I'm currently working on a project and I am having a hard time understanding how does the Pandas UDF in PySpark works.

I have a Spark Cluster with one Master node with 8 cores and 64GB, along with two workers of 16 cores each and 112GB. My dataset is quite large and divided into seven principal partitions consisting each of ~78M lines. The dataset consists of 70 columns. I defined a Pandas UDF in to do some operations on the dataset, that can only be done using Python, on a Pandas dataframe.

The pandas UDF is defined this way :

@pandas_udf(schema, PandasUDFType.GROUPED_MAP)
def operation(pdf):
   #Some operations
   return pdf

spark.table("my_dataset").groupBy(partition_cols).apply(operation)

There is absolutely no way to get the Pandas UDF to work as it crashes before even doing the operations. I suspect there is an OOM error somewhere. The code above runs for a few minutes before crashing with an error code stating that the connection has reset. However, if I call the .toPandas() function after filtering on one partition and then display it, it runs fine, with no error. The error seems to happen only when using a PandasUDF.

I fail to understand how it works. Does Spark try to convert one whole partition at once (78M lines) ? If so, what memory does it use ? The driver memory ? The executor's ? If it's on the driver's, is all Python code executed on it ?

The cluster is configured with the following :

  • SPARK_WORKER_CORES=2
  • SPARK_WORKER_MEMORY=64g
  • spark.executor.cores 2
  • spark.executor.memory 30g (to allow memory for the python instance)
  • spark.driver.memory 43g

Am I missing something or is there just no way to run 78M lines through a PandasUDF ?

naifmeh
  • 408
  • 5
  • 15

2 Answers2

5

Does Spark try to convert one whole partition at once (78M lines) ?

That's exactly what happens. Spark 3.0 adds support for chunked UDFs, which operate on iterators of Pandas DataFrames or Series, but if operations on the dataset, that can only be done using Python, on a Pandas dataframe, these might not be the right choice for you.

If so, what memory does it use ? The driver memory? The executor's?

Each partition is processed locally, on the respective executor, and data is passed to and from Python worker, using Arrow streaming.

Am I missing something or is there just no way to run 78M lines through a PandasUDF?

As long as you have enough memory to handle Arrow input, output (especially if data is copied), auxiliary data structures, as well as as JVM overhead, it should handle large datasets just fine.
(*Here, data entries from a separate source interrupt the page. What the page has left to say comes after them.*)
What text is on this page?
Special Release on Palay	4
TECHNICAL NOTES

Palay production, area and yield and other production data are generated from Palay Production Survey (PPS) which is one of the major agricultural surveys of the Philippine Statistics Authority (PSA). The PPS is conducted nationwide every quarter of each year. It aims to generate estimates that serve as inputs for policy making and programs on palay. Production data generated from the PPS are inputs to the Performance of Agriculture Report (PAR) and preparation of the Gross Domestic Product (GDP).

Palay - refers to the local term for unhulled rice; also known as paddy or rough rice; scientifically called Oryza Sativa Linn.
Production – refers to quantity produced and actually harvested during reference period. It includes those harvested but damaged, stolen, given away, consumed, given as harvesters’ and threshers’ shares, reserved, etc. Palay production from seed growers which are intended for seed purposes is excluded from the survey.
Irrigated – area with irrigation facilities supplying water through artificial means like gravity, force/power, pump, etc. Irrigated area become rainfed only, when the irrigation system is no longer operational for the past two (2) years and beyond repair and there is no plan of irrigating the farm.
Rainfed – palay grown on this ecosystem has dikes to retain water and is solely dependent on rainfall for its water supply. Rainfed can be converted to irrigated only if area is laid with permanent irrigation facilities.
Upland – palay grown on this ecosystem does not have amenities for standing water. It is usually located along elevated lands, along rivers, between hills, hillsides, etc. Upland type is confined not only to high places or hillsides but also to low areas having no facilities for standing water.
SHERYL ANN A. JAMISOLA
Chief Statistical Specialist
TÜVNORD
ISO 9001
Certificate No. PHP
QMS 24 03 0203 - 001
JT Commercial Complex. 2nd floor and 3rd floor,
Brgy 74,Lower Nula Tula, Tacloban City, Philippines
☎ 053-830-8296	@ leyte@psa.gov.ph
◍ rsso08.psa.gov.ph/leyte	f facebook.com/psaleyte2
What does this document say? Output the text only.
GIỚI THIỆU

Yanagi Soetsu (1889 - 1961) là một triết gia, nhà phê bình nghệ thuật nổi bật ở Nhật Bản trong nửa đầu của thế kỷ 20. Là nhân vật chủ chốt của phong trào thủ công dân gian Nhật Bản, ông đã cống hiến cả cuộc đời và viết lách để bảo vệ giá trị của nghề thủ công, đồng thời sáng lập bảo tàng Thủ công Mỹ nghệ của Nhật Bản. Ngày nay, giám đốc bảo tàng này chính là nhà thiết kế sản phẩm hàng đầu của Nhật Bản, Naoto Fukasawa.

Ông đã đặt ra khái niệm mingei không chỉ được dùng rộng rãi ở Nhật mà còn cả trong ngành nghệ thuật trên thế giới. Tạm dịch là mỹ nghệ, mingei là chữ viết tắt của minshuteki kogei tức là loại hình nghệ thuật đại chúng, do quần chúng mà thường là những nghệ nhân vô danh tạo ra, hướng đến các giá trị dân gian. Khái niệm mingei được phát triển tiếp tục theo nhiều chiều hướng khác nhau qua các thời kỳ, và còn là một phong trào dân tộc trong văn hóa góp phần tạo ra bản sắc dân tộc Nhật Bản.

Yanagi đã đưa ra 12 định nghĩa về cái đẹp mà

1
But on such tiny cluster, you'll be better with partitioning the output and reading data directly with Pandas, without using Spark at all. This way you'll be able to use all the available resources (i.e. > 100GB / interpreter) for data processing instead of wasting these on secondary tasks (having 16GB - overhead / interpreter).

user10938362
  • 3,991
  • 2
  • 12
  • 29
  • Thanks a lot for the answer, I understand better how it works. What do you think would be an acceptable spark configuration for the cluster I have ? – naifmeh Dec 27 '19 at 09:52
  • I tried setting the spark.executor.memory to the maximum, along with setting the spark.python.worker.memory to 50% of that value (which accounted for more than 35g), it's still crashing. Is there something wrong with this configuration ? – naifmeh Dec 29 '19 at 12:05
  • `spark.python.worker.memory` is completely meaningless here (it is applicable for RDD aggregations, and you these won't happen here). As of configuration - for native Spark jobs you could probably find a few sweet spots, but for job you describe, I don't really see the point. – user10938362 Dec 30 '19 at 07:57
  • I think it should also be noted that using pandas udf in spark over straight pandas would allow for consistent API across an application and the lack of need to convert back and forth. – Brian Dec 07 '22 at 18:51
-1

To answer the general question about using a Pandas UDF on a large pyspark dataframe:

If you're getting out-of-memory errors such as java.lang.OutOfMemoryError : GC overhead limit exceeded or java.lang.OutOfMemoryError: Java heap space and increasing memory limits hasn't worked, ensure that pyarrow is enabled. It is disabled by default.

In pyspark, you can enable it using:

spark.conf.set("spark.sql.execution.arrow.pyspark.enabled", "true")

More info here.

bsauce
  • 624
  • 4
  • 12